Истошно орет Генчик, прыжком разворачиваюсь: поднимается на ноги, рожа перекошена, в глаза слезы.
— Оно… т-теплое, — бормочет он. — К-как человек.
— Ты его трогал? Руки покажи!
— П-поскользнулся…
Исполняет приказ: розоватые ладони. Грязные, но обыкновенные. Видать, вовсе оно не опасное, зря мы переживали.
Со временем мы перестаем замечать мутантов, появляется новое ощущение: мы здесь не одни. Гости в чужом доме. Кто-то бесшумно скользит следом, прячется за деревьями. Обернешься — пусто, но почему тогда я кожей чую опасность? Леон тоже постоянно замирает, водит стволом автомата из стороны в сторону, Генчик вертит башкой. Только Вадим погружен в мысли, никто и ничто его не интересует.
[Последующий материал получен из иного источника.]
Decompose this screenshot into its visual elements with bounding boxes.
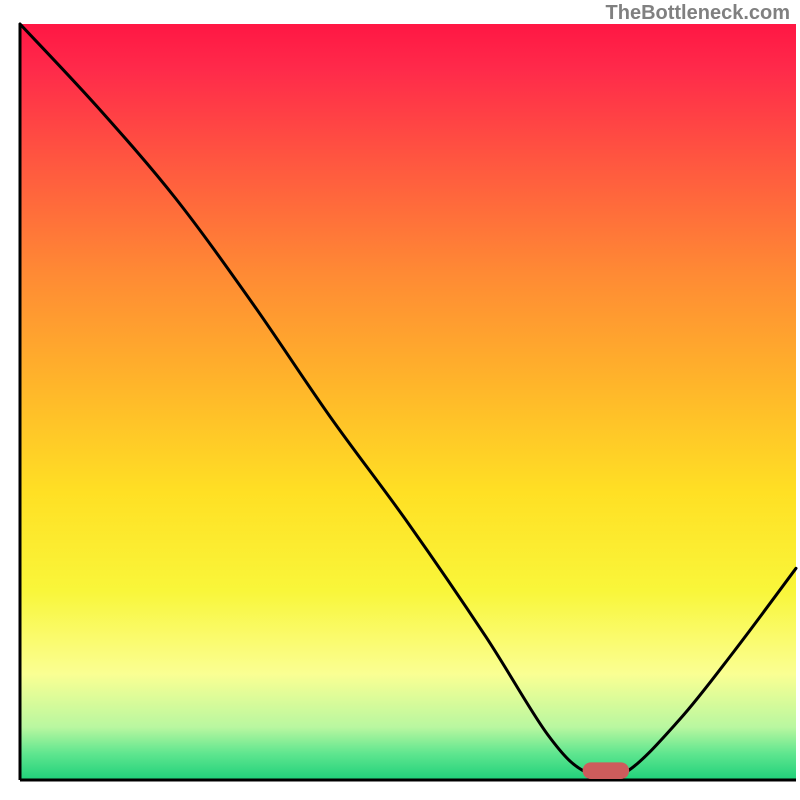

Внезапно лес заканчивается, и мы оказываемся на лугу, плавно переходящем во вспаханное поле. По-птичьи дергая головой, Генчик пятится, пятится. Я отступаю за ним.
— Это оно, — лепечет он. — Сваливаем, пока не поздно.
Вадим устремляется назад, в лес. Быстрее всех улепетывает Генчик и бормочет на ходу, задыхаясь:
— Я говорил… там не пройти! А… а вы… Хорошо… успели! Оно… не заметило.
Первым иссякает Вадим, упирается в ноги, хватает воздух ртом. Леон вытирает пот и материт неведомую хрень, которая помешала его планам. Генка с остервенением чешется, как шелудивая собака. Аж раздражает.
— Да хватит тебе чухаться! — ору я и осекаюсь: его лицо испачкано кровью, он чешет руку, ту самую, которой прикоснулся к твари.
Застывает. Подхожу и говорю:
— Кровь откуда?
Недоумевает, смотрит на ладонь: кожа содрана и болтается лоскутом.
— Где это ты так?
— Не знаю… За ствол зацепился. Вообще не больно!
— Бывает, это от страха. Покажи-ка…
Ни черта себе! Мышцы видно… цвета вареного мяса. Крови нет, только по краям раны выступает буроватая сукровица.
— Перевязать надо, — из-за спины советует Леон, лезет в рюкзак, лоскутами рвет какую-то тряпку и протягивает Генчу.